Whether the new boss was promoted from within or an unknown entity, getting off on the right foot is critical to setting the stage for the new relationship. Here are a few simple tips about what to do — and not do to start off right with the new boss.

What to do

The new boss will be getting his (or her) bearings, sitting in many meetings and generally soaking up a lot of information. Fight the urge to add to his plate. With so many things fighting for his attention, it may seem like we should do whatever we can to rise above the fray, but that will not help.

Instead, let your actions speak for themselves. Follow whatever guidelines he has in place to schedule a meeting, show up with whatever he asked for and stick to the allotted time. Come prepared to talk about contributions, but only when asked.

Before the meeting, it will also help to consider the situation into which the new boss is walking. What would you want to know if you were him? What would help with the transition?

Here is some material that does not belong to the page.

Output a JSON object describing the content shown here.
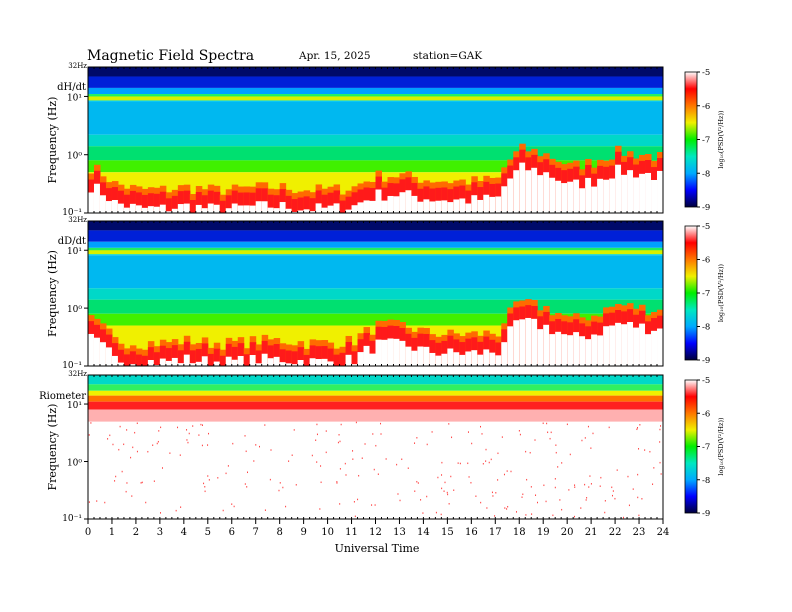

Again, fight the urge to bring the solutions to every anticipated problem. Instead, bring questions. Ask for actions, documents, solutions or perspectives he may want before providing them.

What not to do

Interviewing for a must-have job after being unemployed for a long time can increase the pressure to perform. Employees often bring that same intensity to the first meeting with the boss. Yet, just like in an important interview, it is critical not to overdo it. Find a balance.

For example, be prepared to provide examples of success when asked but do not provide a history of everything that is wrong and how you would fix it. Arrive ready to encourage and support, not to suck up with actions you have already taken on his behalf.

Take the time to research him on LinkedIn and find common ground. Don't schmooze, drop names or kiss up. And while it is great to be prepared to talk about anything, do not try to accomplish it all in the first meeting.

Instead, give him some space. Listen to what is on the forefront of his mind and respond accordingly. This is just the beginning of the relationship; enthusiasm is good but being overzealous will lead to burnout.

Finally, and most importantly, find a way to be honest. This may sound easy, yet it can be challenging to provide candid feedback without an agenda.

If the new boss is already a known entity from in-house, try to find a way to present information diplomatically and without assumption. If he is from another organization, craft answers that provide fact-based information along with informed perspective. It is not necessary to give wavering, politician-type nonanswers; it is important to remain tactful and genuine.

The bottom line is meeting the new boss can be fraught with challenges. The good news is he usually is clear about what he wants to hear and does not, when he wants to hear it, how long he has and what would be helpful for his transition.

Like any interview, listen to what he is asking for and give it to him in your own unique way.